It is believed that the origins of the WCS are in Lindy Hop. In a 1947 book, Arthur Murray recognized that, "There are hundreds of regional dances of the Jitterbug type. Each section of the country seems to have a variation of its own."

Dean Collins, who arrived in the Los Angeles area around 1937, was influential in developing the style of swing danced on the West Coast of the United States, as both a performer and teacher. When his wife, Mary Collins, was asked if Dean was responsible for the emergence of the dance, however, she said that Dean insisted there were "only two kinds of swing dance - good and bad".

Laur Haile, Arthur Murray National Dance Director, and an instructor of teachers documented swing dancing as done in the Los Angeles area and used the name "Western Swing". Murray had used the same name, "Western Swing", in the late 1930s for a different dance. Haile included Western Swing in Dance Notebooks she authored for Arthur Murray during the 1950s. Western Swing was also called "Sophisticated Swing" in the 1950s. Dancing to musicians wearing cowboy hats and string ties playing fiddle, steel guitar, etc. Pumpkin Center, Bakersfield, CA 1950s

Western swing, country boogie, and, with a smaller audience, jump blues were popular on the West Coast throughout the 1940s and into the 1950s when they were renamed and marketed as rock 'n' roll in 1954. Dancers danced "a 'swingier' - more smooth and subdued" form of Jitterbug to Western Swing music.

West Coast Swing (still known as Western Swing at that time) is the basis for the dancing in the rehearsal scene in Hot Rod Gang (1958). Music is supplied by rockabilly musician Gene Vincents Dance to the Bop. The song alternates between very slow sections and those with the rapid pace and high energy of rockabilly. Staged by a young Dick Di Augustin, the dancing includes recognizable patterns such as the chicken walk, swing out from closed position, etc., along with the classic womans walk walk triple step triple step at the end of the slot. On the final step of the second triple the women are weighted left with the right heel on the floor and the toes pointed up. Dancers also do classic Lindy flips at the end of the slot, as well as non partner, non West Coast Swing movements.

Murray's taught Western Swing beginning from a closed position and the possibility of dancing single, double, or triple rhythm. After a "Throwout" patterns began with the woman "walking in" and the man doing a "rock step", or step together for counts one and two. Although the dance remained basically the same, the Golden State Dance Teachers Association (GSDTA) began teaching from the walk steps, counts 1 and 2. It replaced Laur Haile's Coaster Step with an "Anchor Step" around 1961.

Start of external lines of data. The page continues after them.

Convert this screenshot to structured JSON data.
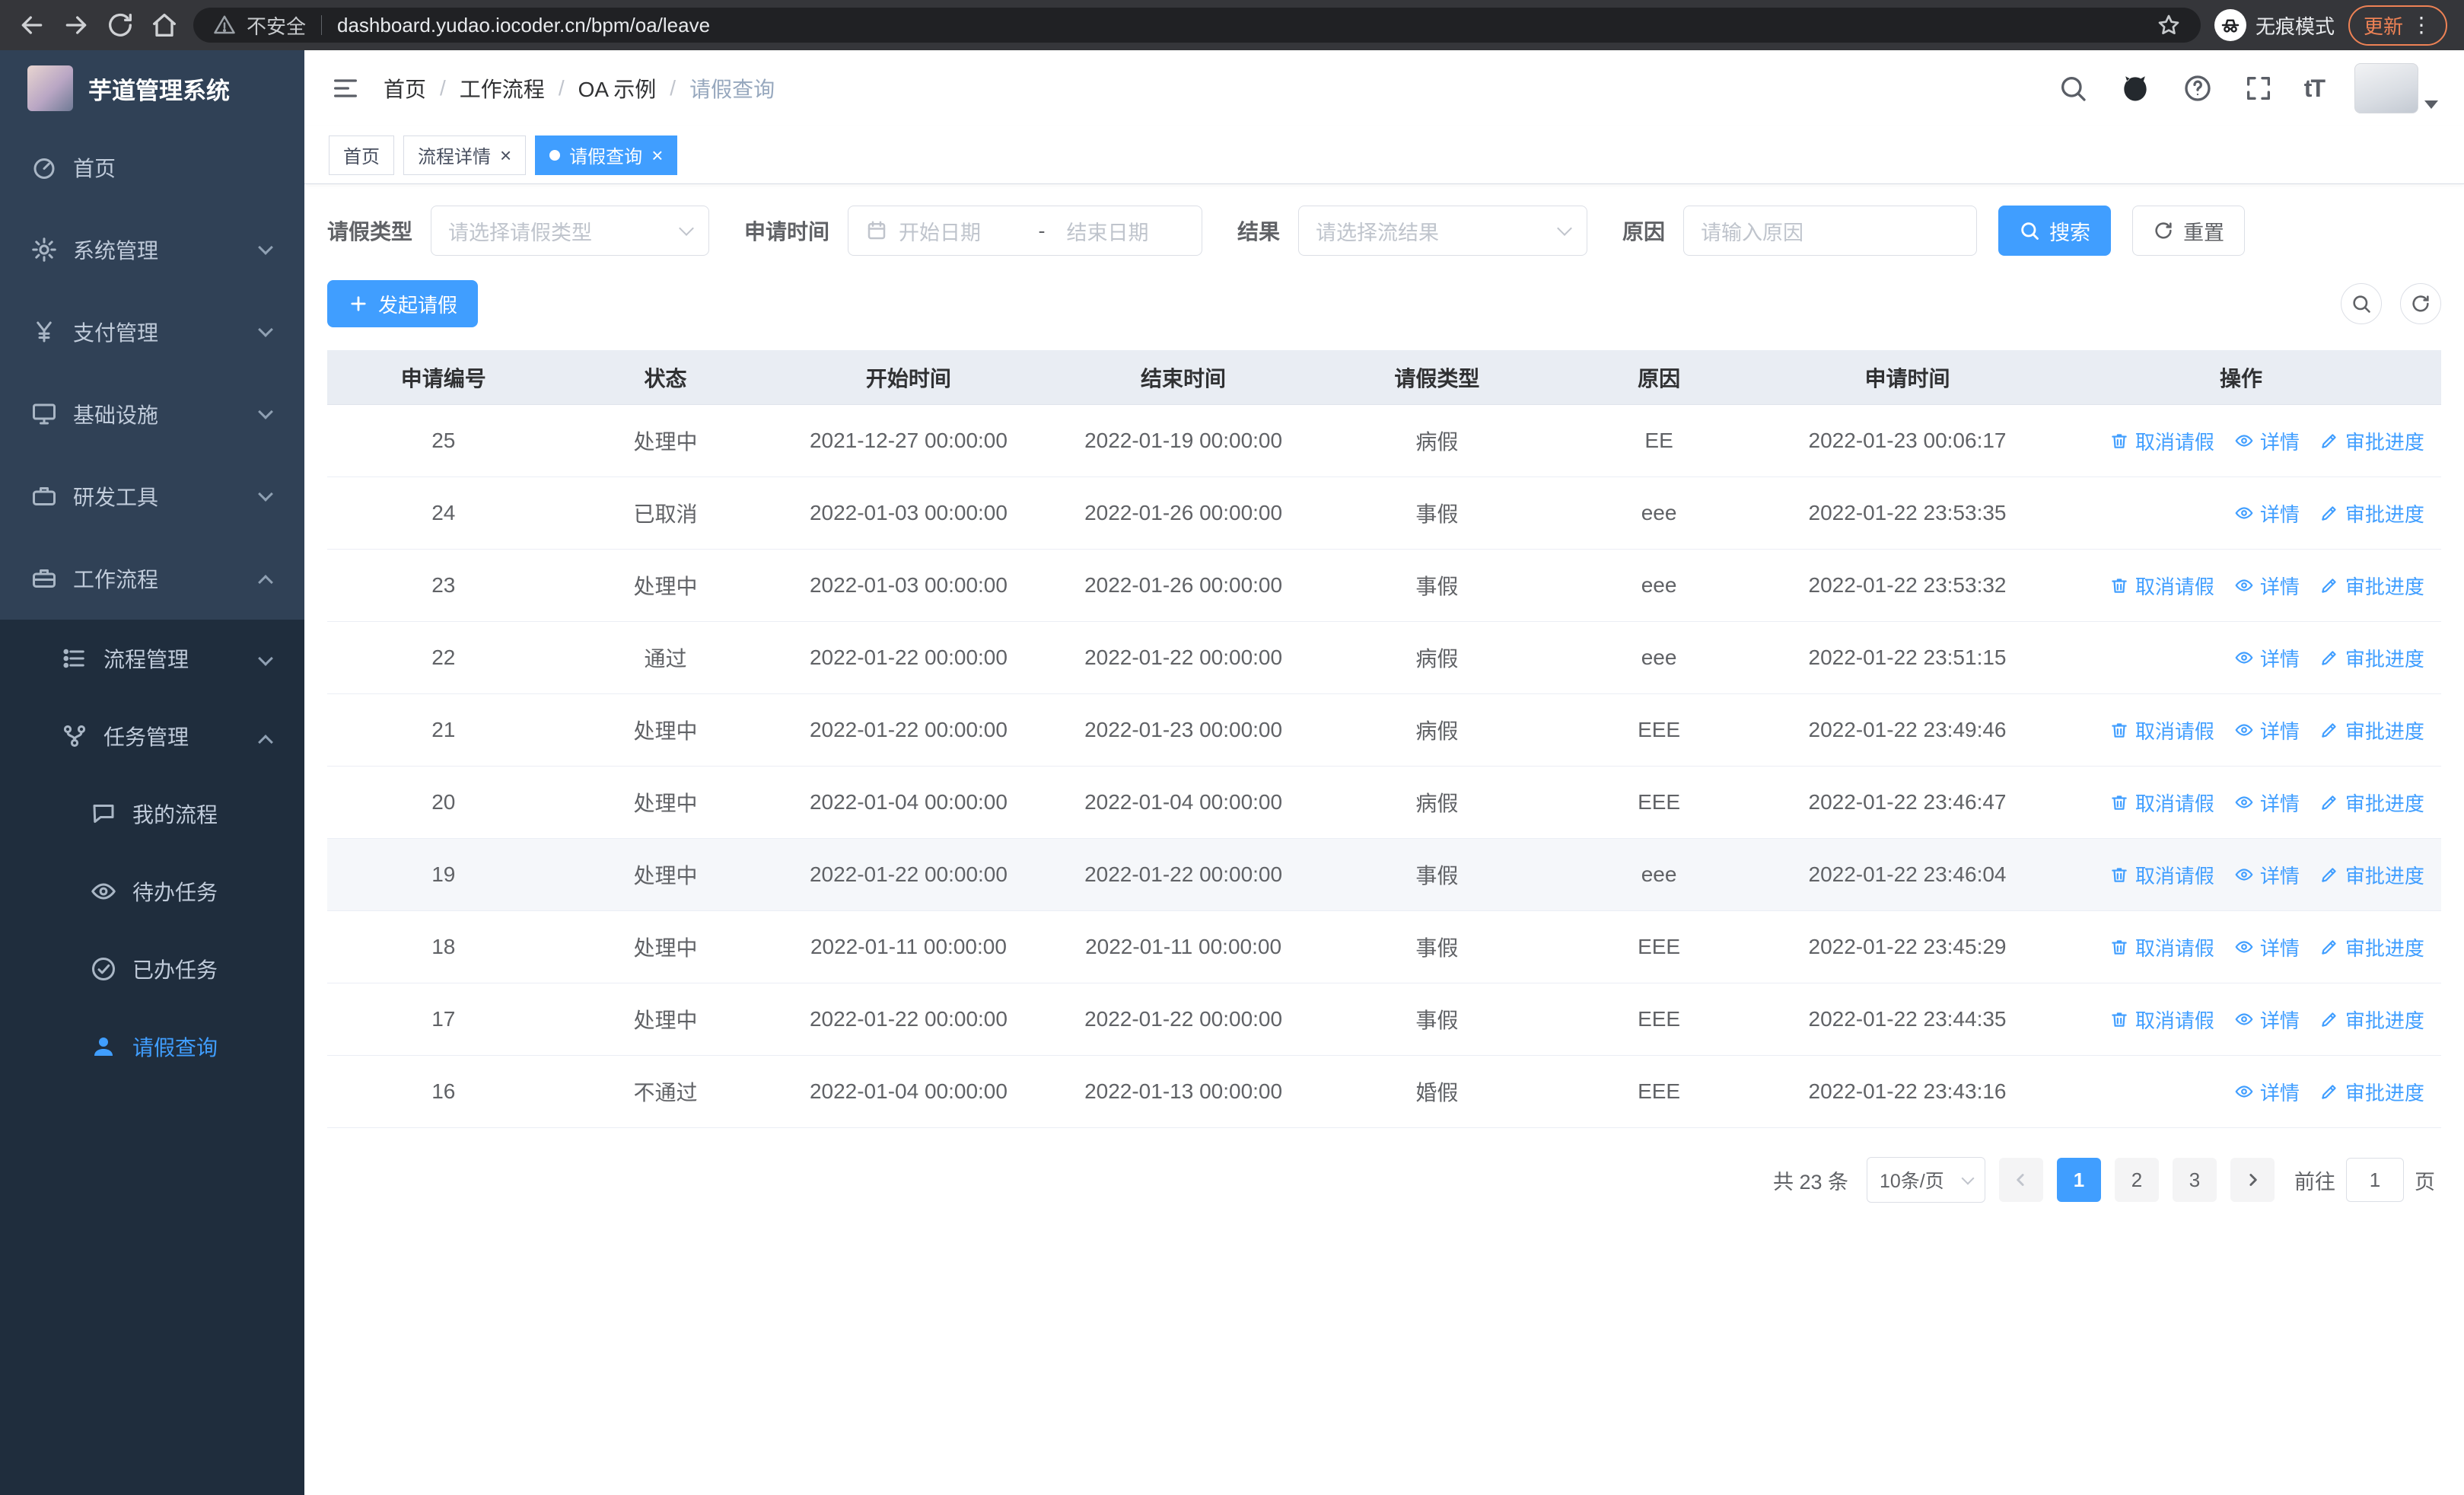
{
  "colors": {
    "accent": "#409eff",
    "sidebar_bg": "#1f2d3d",
    "sidebar_item_bg": "#304156"
  },
  "browser": {
    "security_warning": "不安全",
    "url": "dashboard.yudao.iocoder.cn/bpm/oa/leave",
    "incognito_label": "无痕模式",
    "update_button": "更新"
  },
  "app": {
    "title": "芋道管理系统"
  },
  "sidebar": {
    "items": [
      {
        "name": "home",
        "label": "首页",
        "icon": "dashboard-icon",
        "level": 1
      },
      {
        "name": "system-mgmt",
        "label": "系统管理",
        "icon": "gear-icon",
        "level": 1,
        "chevron": "down"
      },
      {
        "name": "payment-mgmt",
        "label": "支付管理",
        "icon": "yen-icon",
        "level": 1,
        "chevron": "down"
      },
      {
        "name": "infrastructure",
        "label": "基础设施",
        "icon": "monitor-icon",
        "level": 1,
        "chevron": "down"
      },
      {
        "name": "dev-tools",
        "label": "研发工具",
        "icon": "toolbox-icon",
        "level": 1,
        "chevron": "down"
      },
      {
        "name": "workflow",
        "label": "工作流程",
        "icon": "briefcase-icon",
        "level": 1,
        "chevron": "up"
      },
      {
        "name": "process-mgmt",
        "label": "流程管理",
        "icon": "list-icon",
        "level": 2,
        "chevron": "down"
      },
      {
        "name": "task-mgmt",
        "label": "任务管理",
        "icon": "branch-icon",
        "level": 2,
        "chevron": "up"
      },
      {
        "name": "my-process",
        "label": "我的流程",
        "icon": "chat-icon",
        "level": 3
      },
      {
        "name": "todo-tasks",
        "label": "待办任务",
        "icon": "eye-icon",
        "level": 3
      },
      {
        "name": "done-tasks",
        "label": "已办任务",
        "icon": "check-icon",
        "level": 3
      },
      {
        "name": "leave-query",
        "label": "请假查询",
        "icon": "user-icon",
        "level": 3,
        "active": true
      }
    ]
  },
  "breadcrumb": [
    "首页",
    "工作流程",
    "OA 示例",
    "请假查询"
  ],
  "tabs": [
    {
      "label": "首页",
      "active": false,
      "closable": false
    },
    {
      "label": "流程详情",
      "active": false,
      "closable": true
    },
    {
      "label": "请假查询",
      "active": true,
      "closable": true
    }
  ],
  "filters": {
    "leave_type_label": "请假类型",
    "leave_type_placeholder": "请选择请假类型",
    "apply_time_label": "申请时间",
    "start_date_placeholder": "开始日期",
    "date_separator": "-",
    "end_date_placeholder": "结束日期",
    "result_label": "结果",
    "result_placeholder": "请选择流结果",
    "reason_label": "原因",
    "reason_placeholder": "请输入原因",
    "search_button": "搜索",
    "reset_button": "重置"
  },
  "toolbar": {
    "create_button": "发起请假"
  },
  "table": {
    "columns": [
      "申请编号",
      "状态",
      "开始时间",
      "结束时间",
      "请假类型",
      "原因",
      "申请时间",
      "操作"
    ],
    "actions": {
      "cancel": "取消请假",
      "detail": "详情",
      "progress": "审批进度"
    },
    "rows": [
      {
        "id": "25",
        "status": "处理中",
        "start": "2021-12-27 00:00:00",
        "end": "2022-01-19 00:00:00",
        "type": "病假",
        "reason": "EE",
        "applied": "2022-01-23 00:06:17",
        "cancelable": true,
        "hover": false
      },
      {
        "id": "24",
        "status": "已取消",
        "start": "2022-01-03 00:00:00",
        "end": "2022-01-26 00:00:00",
        "type": "事假",
        "reason": "eee",
        "applied": "2022-01-22 23:53:35",
        "cancelable": false,
        "hover": false
      },
      {
        "id": "23",
        "status": "处理中",
        "start": "2022-01-03 00:00:00",
        "end": "2022-01-26 00:00:00",
        "type": "事假",
        "reason": "eee",
        "applied": "2022-01-22 23:53:32",
        "cancelable": true,
        "hover": false
      },
      {
        "id": "22",
        "status": "通过",
        "start": "2022-01-22 00:00:00",
        "end": "2022-01-22 00:00:00",
        "type": "病假",
        "reason": "eee",
        "applied": "2022-01-22 23:51:15",
        "cancelable": false,
        "hover": false
      },
      {
        "id": "21",
        "status": "处理中",
        "start": "2022-01-22 00:00:00",
        "end": "2022-01-23 00:00:00",
        "type": "病假",
        "reason": "EEE",
        "applied": "2022-01-22 23:49:46",
        "cancelable": true,
        "hover": false
      },
      {
        "id": "20",
        "status": "处理中",
        "start": "2022-01-04 00:00:00",
        "end": "2022-01-04 00:00:00",
        "type": "病假",
        "reason": "EEE",
        "applied": "2022-01-22 23:46:47",
        "cancelable": true,
        "hover": false
      },
      {
        "id": "19",
        "status": "处理中",
        "start": "2022-01-22 00:00:00",
        "end": "2022-01-22 00:00:00",
        "type": "事假",
        "reason": "eee",
        "applied": "2022-01-22 23:46:04",
        "cancelable": true,
        "hover": true
      },
      {
        "id": "18",
        "status": "处理中",
        "start": "2022-01-11 00:00:00",
        "end": "2022-01-11 00:00:00",
        "type": "事假",
        "reason": "EEE",
        "applied": "2022-01-22 23:45:29",
        "cancelable": true,
        "hover": false
      },
      {
        "id": "17",
        "status": "处理中",
        "start": "2022-01-22 00:00:00",
        "end": "2022-01-22 00:00:00",
        "type": "事假",
        "reason": "EEE",
        "applied": "2022-01-22 23:44:35",
        "cancelable": true,
        "hover": false
      },
      {
        "id": "16",
        "status": "不通过",
        "start": "2022-01-04 00:00:00",
        "end": "2022-01-13 00:00:00",
        "type": "婚假",
        "reason": "EEE",
        "applied": "2022-01-22 23:43:16",
        "cancelable": false,
        "hover": false
      }
    ]
  },
  "pagination": {
    "total_label": "共 23 条",
    "page_size": "10条/页",
    "pages": [
      "1",
      "2",
      "3"
    ],
    "active_page": "1",
    "goto_label": "前往",
    "goto_value": "1",
    "goto_suffix": "页"
  }
}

The name "West Coast Swing" was used in a little known hand book for Arthur Murray dance studio teachers in the 1950s, but the Murray studios used the term "Western Swing" on charts. "West Coast swing" as a synonym for "Western swing" appears in a 1961 dance book, and was used in an advertisement by Skippy Blair in 1962.but wasn't incorporated into mainstream swing circles until the late 1960s.

Blair credits Jim Bannister, editor of the Herald American newspaper in Downey, for suggesting the name West Coast Swing When the Golden West Ballroom, in Norwalk, California, changed from Country to Ballroom dancing, the dance most advertised on the Marquee was West Coast Swing.

Western Swing was documented in the 1971 edition of the "Encyclopedia of Social Dance". Patterns began with the woman stepping forward twice, but described the "Coaster Step" with a forward step as the last step of the 2nd triple. The one song that was listed for this dance was "Comin' On" by Bill Black's Combo (1964 Hi #2072). As late as 1978, the term "Western Swing" was common usage among Chain and Independent Studios to describe "slotted swing".

Circa 1978 "California Swing" was yet another name for West Coast Swing, albeit with styling that was "considered more UP, with a more Contemporary flavor." By 1978 GSDTA had "some 200 or more patterns and variations" for West Coast Swing."

In 1988, West Coast Swing was pronounced the Official State Dance of California.